January 17, 2022

DAYTON, Ohio - State Sen. Steve Huffman, the architect of Ohio's January Blood Donor Awareness Month, rolled up his sleeve to donate Monday, kicking-off "Blood Donor Appreciation Days" at Community Blood Center.

Everyone who registers to donate now through the end of January at the Dayton Donation Center, 349 South Main St. gets a randomly-drawn $10 gift card and the special-edition "Counting on You in 2022" long-sleeve t-shirt. Appointments are encouraged. Schedule online at or call (937) 461-3220.

January Blood Donor Awareness Month comes during a time of low blood supply in the CBC region and critical shortages in many parts of the country. The traditional challenges of winter emphasized in Donor Month are compounded this year due to the continuing impact of the COVID-19 pandemic.
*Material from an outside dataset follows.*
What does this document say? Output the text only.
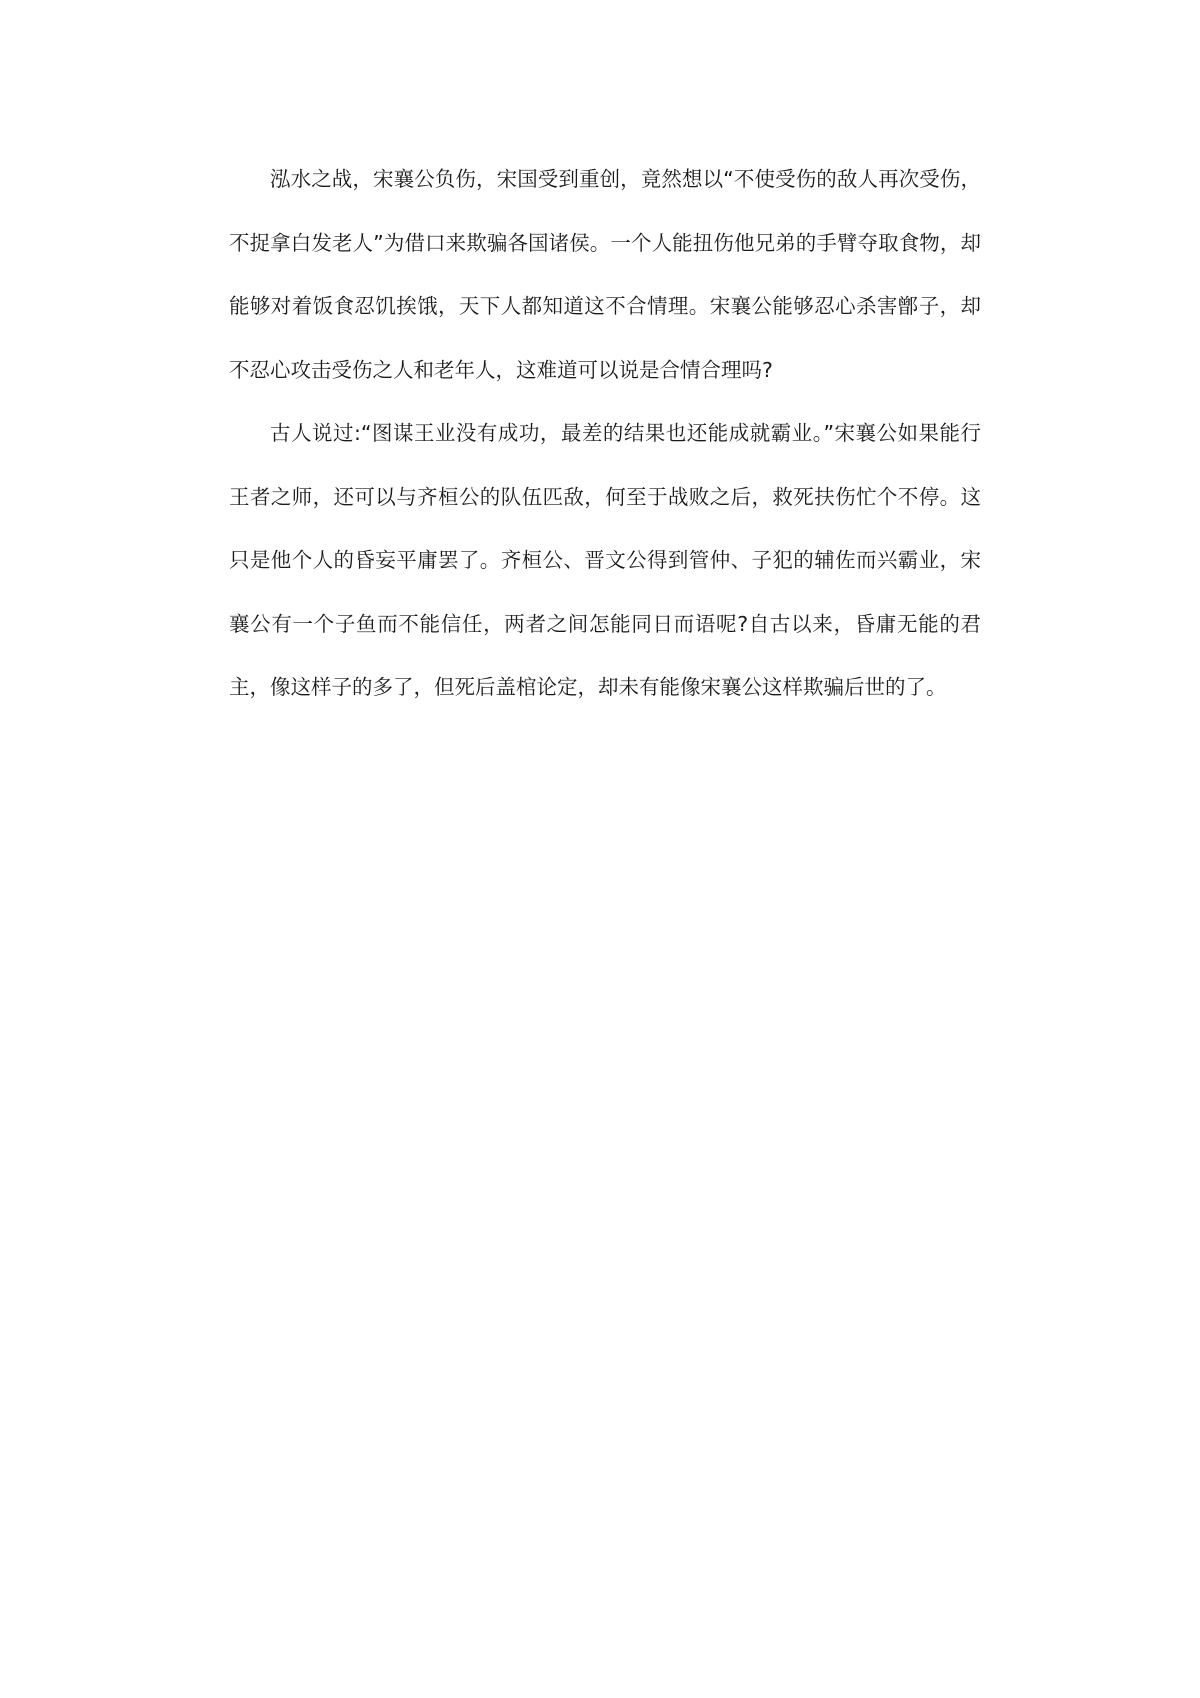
泓水之战，宋襄公负伤，宋国受到重创，竟然想以“不使受伤的敌人再次受伤，不捉拿白发老人”为借口来欺骗各国诸侯。一个人能扭伤他兄弟的手臂夺取食物，却能够对着饭食忍饥挨饿，天下人都知道这不合情理。宋襄公能够忍心杀害鄫子，却不忍心攻击受伤之人和老年人，这难道可以说是合情合理吗?

古人说过:“图谋王业没有成功，最差的结果也还能成就霸业。”宋襄公如果能行王者之师，还可以与齐桓公的队伍匹敌，何至于战败之后，救死扶伤忙个不停。这只是他个人的昏妄平庸罢了。齐桓公、晋文公得到管仲、子犯的辅佐而兴霸业，宋襄公有一个子鱼而不能信任，两者之间怎能同日而语呢?自古以来，昏庸无能的君主，像这样子的多了，但死后盖棺论定，却未有能像宋襄公这样欺骗后世的了。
State Sen. Huffman (R-5th District) is an ER physician and a lifetime blood donor. He introduced legislation for an Ohio Blood Donor Awareness Month in 2017 and it was first observed in January 2019.
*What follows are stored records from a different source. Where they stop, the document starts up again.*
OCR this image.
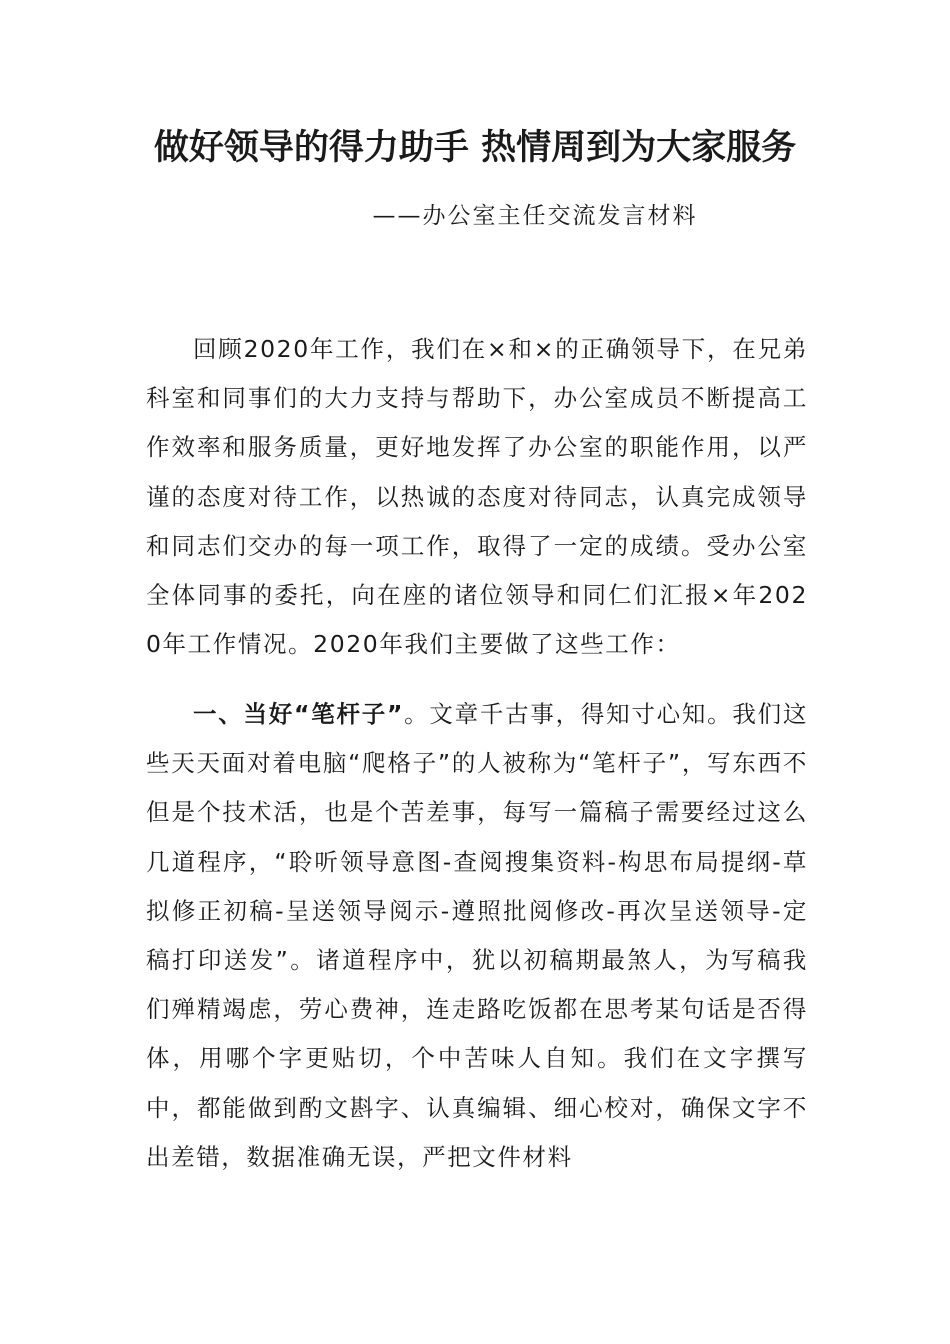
做好领导的得力助手 热情周到为大家服务

——办公室主任交流发言材料

回顾2020年工作，我们在×和×的正确领导下，在兄弟科室和同事们的大力支持与帮助下，办公室成员不断提高工作效率和服务质量，更好地发挥了办公室的职能作用，以严谨的态度对待工作，以热诚的态度对待同志，认真完成领导和同志们交办的每一项工作，取得了一定的成绩。受办公室全体同事的委托，向在座的诸位领导和同仁们汇报×年2020年工作情况。2020年我们主要做了这些工作：

一、当好“笔杆子”。文章千古事，得知寸心知。我们这些天天面对着电脑“爬格子”的人被称为“笔杆子”，写东西不但是个技术活，也是个苦差事，每写一篇稿子需要经过这么几道程序，“聆听领导意图-查阅搜集资料-构思布局提纲-草拟修正初稿-呈送领导阅示-遵照批阅修改-再次呈送领导-定稿打印送发”。诸道程序中，犹以初稿期最煞人，为写稿我们殚精竭虑，劳心费神，连走路吃饭都在思考某句话是否得体，用哪个字更贴切，个中苦味人自知。我们在文字撰写中，都能做到酌文斟字、认真编辑、细心校对，确保文字不出差错，数据准确无误，严把文件材料
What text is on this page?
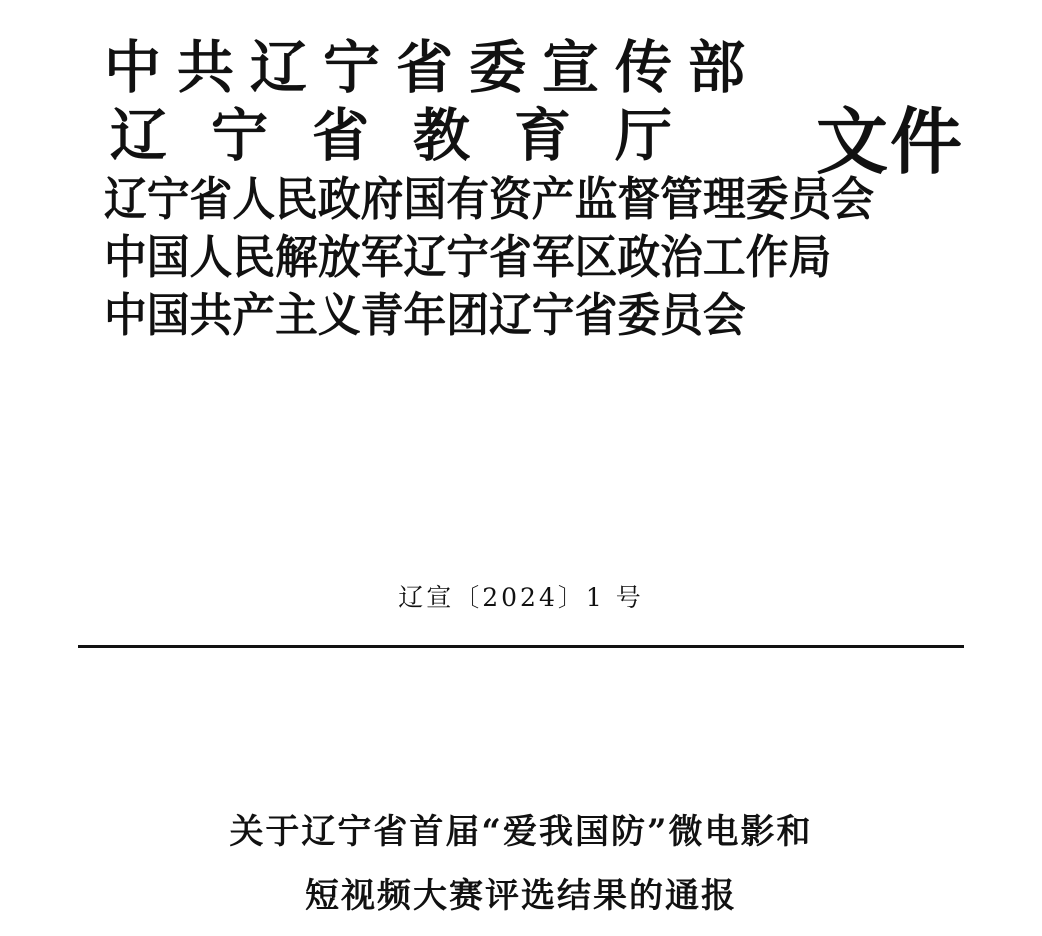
中共辽宁省委宣传部
辽宁省教育厅
辽宁省人民政府国有资产监督管理委员会
中国人民解放军辽宁省军区政治工作局
中国共产主义青年团辽宁省委员会
文件
辽宣〔2024〕1 号
关于辽宁省首届“爱我国防”微电影和
短视频大赛评选结果的通报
Huffman made a double red blood cell donation Monday and now has 81 lifetime donations.

"Blood donation in January is particularly important because of Blood Donor Awareness Month and very important now with the country in such high need," said Huffman. "Because of COVID, a lot of people can't get out and give blood. If you're healthy and not taking any additional risk of COVID, it's needed. It's a simple way to help others in need."
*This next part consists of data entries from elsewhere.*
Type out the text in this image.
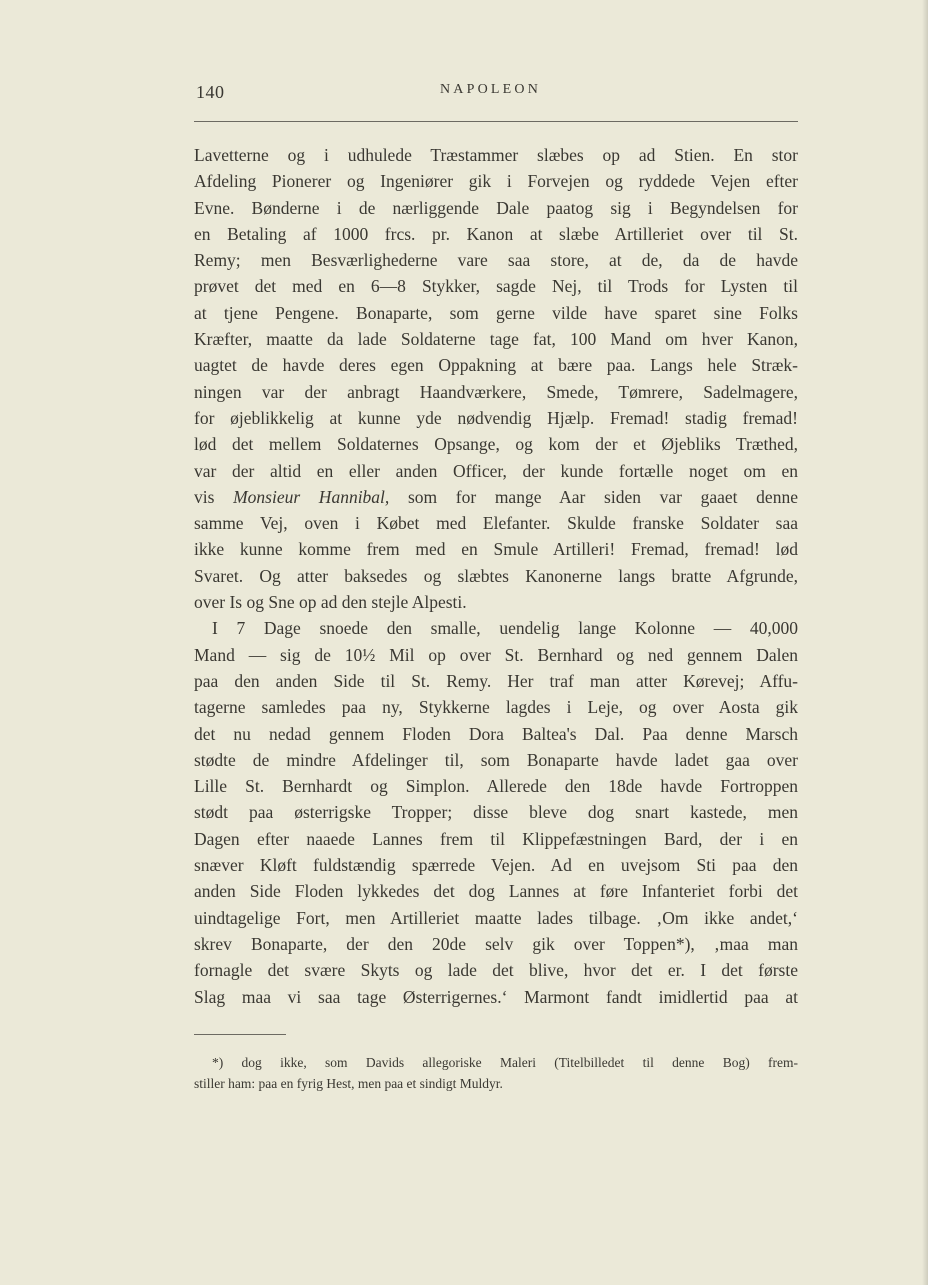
140	NAPOLEON
Lavetterne og i udhulede Træstammer slæbes op ad Stien. En stor
Afdeling Pionerer og Ingeniører gik i Forvejen og ryddede Vejen efter
Evne. Bønderne i de nærliggende Dale paatog sig i Begyndelsen for
en Betaling af 1000 frcs. pr. Kanon at slæbe Artilleriet over til St.
Remy; men Besværlighederne vare saa store, at de, da de havde
prøvet det med en 6—8 Stykker, sagde Nej, til Trods for Lysten til
at tjene Pengene. Bonaparte, som gerne vilde have sparet sine Folks
Kræfter, maatte da lade Soldaterne tage fat, 100 Mand om hver Kanon,
uagtet de havde deres egen Oppakning at bære paa. Langs hele Stræk-
ningen var der anbragt Haandværkere, Smede, Tømrere, Sadelmagere,
for øjeblikkelig at kunne yde nødvendig Hjælp. Fremad! stadig fremad!
lød det mellem Soldaternes Opsange, og kom der et Øjebliks Træthed,
var der altid en eller anden Officer, der kunde fortælle noget om en
vis Monsieur Hannibal, som for mange Aar siden var gaaet denne
samme Vej, oven i Købet med Elefanter. Skulde franske Soldater saa
ikke kunne komme frem med en Smule Artilleri! Fremad, fremad! lød
Svaret. Og atter baksedes og slæbtes Kanonerne langs bratte Afgrunde,
over Is og Sne op ad den stejle Alpesti.
I 7 Dage snoede den smalle, uendelig lange Kolonne — 40,000
Mand — sig de 10½ Mil op over St. Bernhard og ned gennem Dalen
paa den anden Side til St. Remy. Her traf man atter Kørevej; Affu-
tagerne samledes paa ny, Stykkerne lagdes i Leje, og over Aosta gik
det nu nedad gennem Floden Dora Baltea's Dal. Paa denne Marsch
stødte de mindre Afdelinger til, som Bonaparte havde ladet gaa over
Lille St. Bernhardt og Simplon. Allerede den 18de havde Fortroppen
stødt paa østerrigske Tropper; disse bleve dog snart kastede, men
Dagen efter naaede Lannes frem til Klippefæstningen Bard, der i en
snæver Kløft fuldstændig spærrede Vejen. Ad en uvejsom Sti paa den
anden Side Floden lykkedes det dog Lannes at føre Infanteriet forbi det
uindtagelige Fort, men Artilleriet maatte lades tilbage. ‚Om ikke andet,‘
skrev Bonaparte, der den 20de selv gik over Toppen*), ‚maa man
fornagle det svære Skyts og lade det blive, hvor det er. I det første
Slag maa vi saa tage Østerrigernes.‘ Marmont fandt imidlertid paa at
*) dog ikke, som Davids allegoriske Maleri (Titelbilledet til denne Bog) frem-
stiller ham: paa en fyrig Hest, men paa et sindigt Muldyr.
CBC is asking community members to commit in 2022 to donating at least twice.  Another challenge is to consider giving platelets, plasma or double red cells. All require use of an automated system and take a bit longer than the common whole blood donation.

Huffman is an ideal double red cell donor because his O-negative blood type is in high demand for trauma patients. He is also CMV-negative for the common cytomegalovirus, which is safer for treating infants.

"Being on a busy schedule I can give twice as much in about the same amount of time," said Huffman. "I feel no different when giving singles or doubles but feel better that I can help twice as many people sitting down here one time. Especially because I'm O-negative and CMV-negative. I love the feeling when I get a message that my blood was used for a newborn child."

It's a reminder to him of the direct donation he made for his newborn son Will, who with his twin sister was born 12 weeks premature and spent six weeks in neonatal intensive care. Will is now a 23-year old medical student.

COVID-19 challenges continue in 2022. Many businesses and organizations are not hosting blood drives due to pandemic-related restrictions. CBC must be prepared for how the rising number of cases may impact the availability of donors, and for more requests to supply blood to hospitals outside the CBC region.